More than 78,350 Americans are awaiting organ transplants, according to the United Network for Organ Sharing, a nonprofit group that matches donors to transplant patients in the US.
With the wait for a kidney transplant stretching to six years or more in parts of the US, it is little wonder that patients with the necessary money and contacts opt for an ethically questionable transplant.
China is not alone in using prisoner organs to meet the demand for transplants. Taiwan also harvests organs from executed prisoners, albeit with strict consent requirements, as do some South American countries.

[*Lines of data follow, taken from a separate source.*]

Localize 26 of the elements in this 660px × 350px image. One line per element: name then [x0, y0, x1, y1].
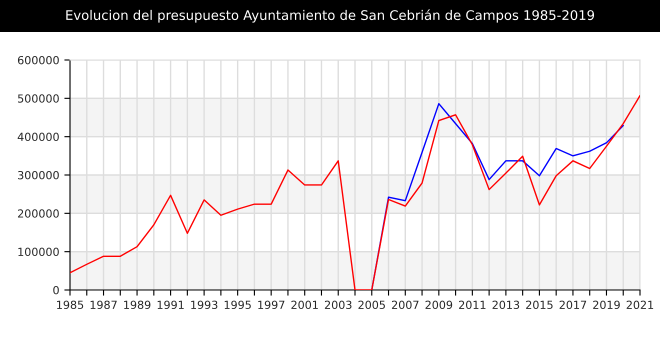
x-tick-label: 1993 — [191, 300, 218, 310]
x-tick-label: 2013 — [492, 300, 520, 310]
y-tick-label: 300000 — [18, 170, 59, 180]
x-tick-label: 2009 — [426, 300, 452, 310]
x-tick-label: 1985 — [57, 300, 84, 310]
y-tick-label: 0 — [53, 286, 59, 294]
x-tick-label: 2001 — [291, 300, 318, 310]
x-tick-label: 1991 — [158, 300, 184, 310]
x-tick-label: 1995 — [224, 300, 251, 310]
y-tick-label: 600000 — [18, 56, 59, 64]
x-tick-label: 2011 — [459, 300, 486, 310]
x-tick-label: 2021 — [626, 300, 654, 310]
x-tick-label: 2017 — [560, 300, 586, 310]
chart-title: Evolucion del presupuesto Ayuntamiento de San Cebrián de Campos 1985-2019 — [66, 9, 594, 23]
x-tick-label: 2015 — [526, 300, 553, 310]
y-tick-label: 200000 — [18, 209, 59, 218]
y-tick-label: 400000 — [18, 132, 59, 142]
x-tick-label: 1987 — [90, 300, 117, 310]
y-tick-label: 100000 — [18, 248, 59, 256]
x-tick-label: 2019 — [593, 300, 620, 310]
x-tick-label: 2005 — [358, 300, 385, 310]
y-tick-label: 500000 — [18, 94, 59, 103]
x-tick-label: 2007 — [392, 300, 418, 310]
x-tick-label: 1997 — [258, 300, 284, 310]
x-tick-label: 1989 — [124, 300, 150, 310]
x-tick-label: 2003 — [324, 300, 352, 310]
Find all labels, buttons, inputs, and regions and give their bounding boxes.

The idea has even gained currency with some people in the US. Last year, a state lawmaker in Florida introduced a bill that would facilitate the transplant of organs from death row inmates after execution.
Transplant organizations in the US unanimously condemn such proposals, and the Florida bill, which did spark some debate, is unlikely ever to become law.
"Obviously a person condemned to death cannot consider organ or bone marrow donation as a coercion-free option," reads a statement by the ethics committee of the United Network for Organ Sharing.
Doctors are divided about whether to treat patients with transplanted organs from executed prisoners
Dr. Stephen Tomlanovich, a kidney transplant specialist at the University of California, San Francisco, has several patients who traveled to China to receive kidneys that he suspects came from executed prisoners. The patients involved told him that they were not certain of their organs' origins and Tomlanovich accepted that.
But if presented with a clear case in which an organ came from an executed prisoner, he says he would probably decline to treat the patient.